Non è un caso infatti che due dei personaggi siano ex detenuti e che nel paese sia una prassi commettere piccole/medie infrazioni a cui i tutori della legge sono soliti chiudere un occhio, per quieto viVere. In questa terra onirica anche le divergenze sono appianate: marescialli e baristi, ex detenuti e contadini, folli e meno folli, bianchi e neri, tutti, davanti ad un bicchiere o due di Cannonau, assumono gli stessi tratti, lo stesso valore.

Allo stesso modo,  non è un caso che uno dei protagonisti -Ferruccio- sia stato in carcere per sequestro di persona e che trovi la sua redenzione proprio in terra sarda, in anni passati tristemente famosa per i sequestri.

Uno dei dettagli più interessanti delle sua arte narrativa è la fusione di stili: da prosaico a moderno, da aulico a gergale, Gesuino, con un tocco soave, leggero, da maestro, gioca con la lingua italiana, latina, e, ovviamente, quella sarda. Il suo è un linguaggio acculturato, ricco, che non smette mai di divertire e stupire.

Il risultato è un testo fluido, sagace, salace, triviale ed aulico dove trovano spazio le dicotomie umane rappresentate, in primis, dal personaggio suo omonimo (il suo alterego) che non appare se non sottoforma di flusso di coscienza eppure gioca un ruolo fondamentale.

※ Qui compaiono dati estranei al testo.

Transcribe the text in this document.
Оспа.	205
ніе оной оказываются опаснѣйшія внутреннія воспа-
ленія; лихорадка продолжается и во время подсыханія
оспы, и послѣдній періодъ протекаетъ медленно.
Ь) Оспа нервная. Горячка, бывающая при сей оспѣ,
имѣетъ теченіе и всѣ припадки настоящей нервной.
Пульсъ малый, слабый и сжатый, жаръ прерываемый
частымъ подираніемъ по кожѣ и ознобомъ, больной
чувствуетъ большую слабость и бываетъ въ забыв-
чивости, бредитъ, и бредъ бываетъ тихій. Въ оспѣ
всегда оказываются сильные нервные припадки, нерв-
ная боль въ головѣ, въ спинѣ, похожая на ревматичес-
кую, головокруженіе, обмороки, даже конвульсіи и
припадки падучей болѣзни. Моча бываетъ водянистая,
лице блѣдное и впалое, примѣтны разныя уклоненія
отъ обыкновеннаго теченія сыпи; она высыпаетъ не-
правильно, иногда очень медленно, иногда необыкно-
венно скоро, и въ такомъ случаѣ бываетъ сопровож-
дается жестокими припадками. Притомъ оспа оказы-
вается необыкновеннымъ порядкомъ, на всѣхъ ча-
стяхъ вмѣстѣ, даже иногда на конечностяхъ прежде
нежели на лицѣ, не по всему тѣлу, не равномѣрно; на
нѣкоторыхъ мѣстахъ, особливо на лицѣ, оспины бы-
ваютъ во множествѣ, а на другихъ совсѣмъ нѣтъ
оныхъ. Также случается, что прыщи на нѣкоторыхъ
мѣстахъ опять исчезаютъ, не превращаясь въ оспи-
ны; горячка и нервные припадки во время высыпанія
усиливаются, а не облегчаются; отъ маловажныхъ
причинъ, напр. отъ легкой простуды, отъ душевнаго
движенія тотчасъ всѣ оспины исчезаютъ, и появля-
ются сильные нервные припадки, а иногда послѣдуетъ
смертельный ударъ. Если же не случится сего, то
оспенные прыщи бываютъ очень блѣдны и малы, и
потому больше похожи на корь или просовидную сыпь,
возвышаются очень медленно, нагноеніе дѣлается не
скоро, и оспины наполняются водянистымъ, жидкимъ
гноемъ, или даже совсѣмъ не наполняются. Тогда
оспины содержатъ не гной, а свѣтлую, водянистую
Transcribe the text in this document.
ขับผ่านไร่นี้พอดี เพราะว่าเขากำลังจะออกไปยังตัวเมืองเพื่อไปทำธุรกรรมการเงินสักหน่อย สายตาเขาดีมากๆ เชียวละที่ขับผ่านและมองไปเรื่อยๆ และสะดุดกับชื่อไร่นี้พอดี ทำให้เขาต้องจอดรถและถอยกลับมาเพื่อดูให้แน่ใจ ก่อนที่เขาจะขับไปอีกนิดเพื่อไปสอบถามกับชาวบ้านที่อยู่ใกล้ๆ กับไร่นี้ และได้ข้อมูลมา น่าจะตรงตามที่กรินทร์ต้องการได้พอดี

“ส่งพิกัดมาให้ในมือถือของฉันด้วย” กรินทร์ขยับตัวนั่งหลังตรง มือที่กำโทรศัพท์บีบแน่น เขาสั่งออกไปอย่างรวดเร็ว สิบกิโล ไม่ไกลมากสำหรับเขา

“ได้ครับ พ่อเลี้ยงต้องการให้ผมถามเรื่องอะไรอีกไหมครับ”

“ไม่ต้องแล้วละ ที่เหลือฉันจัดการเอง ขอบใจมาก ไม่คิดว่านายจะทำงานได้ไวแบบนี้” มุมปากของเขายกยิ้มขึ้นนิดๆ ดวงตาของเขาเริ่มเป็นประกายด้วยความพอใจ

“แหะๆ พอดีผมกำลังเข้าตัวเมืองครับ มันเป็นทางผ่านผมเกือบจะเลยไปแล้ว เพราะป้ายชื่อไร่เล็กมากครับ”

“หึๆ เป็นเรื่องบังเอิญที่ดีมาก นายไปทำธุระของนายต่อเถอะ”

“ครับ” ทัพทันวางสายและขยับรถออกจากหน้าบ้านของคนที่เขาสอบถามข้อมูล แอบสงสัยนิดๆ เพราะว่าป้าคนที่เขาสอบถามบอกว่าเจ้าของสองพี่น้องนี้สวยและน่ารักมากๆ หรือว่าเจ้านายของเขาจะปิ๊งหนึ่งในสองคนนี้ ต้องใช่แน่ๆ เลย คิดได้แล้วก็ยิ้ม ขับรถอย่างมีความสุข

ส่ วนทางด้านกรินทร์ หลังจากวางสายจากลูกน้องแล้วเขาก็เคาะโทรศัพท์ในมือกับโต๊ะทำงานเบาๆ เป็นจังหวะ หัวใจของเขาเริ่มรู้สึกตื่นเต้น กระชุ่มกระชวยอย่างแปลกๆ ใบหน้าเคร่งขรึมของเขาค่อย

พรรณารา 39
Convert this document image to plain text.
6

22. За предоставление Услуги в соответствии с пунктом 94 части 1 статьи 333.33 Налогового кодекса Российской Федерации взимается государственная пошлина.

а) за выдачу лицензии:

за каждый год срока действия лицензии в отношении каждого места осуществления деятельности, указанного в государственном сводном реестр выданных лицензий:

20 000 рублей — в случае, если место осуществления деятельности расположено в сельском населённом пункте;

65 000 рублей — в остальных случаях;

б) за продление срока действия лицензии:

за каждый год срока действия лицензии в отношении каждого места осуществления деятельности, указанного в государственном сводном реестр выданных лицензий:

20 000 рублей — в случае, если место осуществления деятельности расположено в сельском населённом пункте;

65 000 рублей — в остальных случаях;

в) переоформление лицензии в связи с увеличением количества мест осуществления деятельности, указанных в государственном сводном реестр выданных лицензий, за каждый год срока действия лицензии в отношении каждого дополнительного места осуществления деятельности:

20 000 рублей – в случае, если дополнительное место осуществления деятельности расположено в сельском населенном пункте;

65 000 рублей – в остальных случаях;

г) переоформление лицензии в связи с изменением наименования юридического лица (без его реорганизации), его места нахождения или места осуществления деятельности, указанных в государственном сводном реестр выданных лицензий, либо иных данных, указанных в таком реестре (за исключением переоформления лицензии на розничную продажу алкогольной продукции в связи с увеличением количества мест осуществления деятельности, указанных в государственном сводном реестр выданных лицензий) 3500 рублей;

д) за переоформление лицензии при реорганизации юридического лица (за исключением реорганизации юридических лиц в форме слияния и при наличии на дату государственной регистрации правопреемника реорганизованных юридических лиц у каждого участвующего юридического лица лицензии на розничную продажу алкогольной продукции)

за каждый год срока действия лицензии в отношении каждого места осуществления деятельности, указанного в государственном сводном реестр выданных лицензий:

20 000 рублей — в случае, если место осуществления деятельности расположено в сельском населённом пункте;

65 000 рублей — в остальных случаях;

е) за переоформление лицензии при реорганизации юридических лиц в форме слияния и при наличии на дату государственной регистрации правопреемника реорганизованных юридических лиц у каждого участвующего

Gesuino Nèmus-personaggio è un reietto, mezzo genio e mezzo scemo, che non parla, ma dice molto e quando parla, non lo fa mai per caso.

Ha un cane che lo rappresenta perfettamente:  non è addomesticato, ma ha la sua personalità, l’hanno soprannominato Bregù che in sardo significa Vergogna, ma alla fine, è l’unico che sa la verità.

È approdato tardi alla scrittura Némus, a quasi 60 anni, ma siamo grati che lo abbia fatto.

Quindi, forza,  Ghetta tassa, versa un altro bicchiere.

 

 

Gesuino Némus


è il nome d’arte di Matteo Locci, nato a Jerzu, nella provincia di Nuoro nel 1958. Dopo aver cambiato innumerevoli mestieri, esordisce nella narrativa nel 2015 con “La teologia del cinghiale” aggiudicandosi il Premio Campiello nella sezione Opera Prima,  arrivando in finale al Premio Bancarella e vincendo il Premio John Fante.Con il suo secondo romanzo, I bambini sardi non piangono mai, pubblicato l’anno successivo, ha vinto la XVII edizione del Premio Fedeli.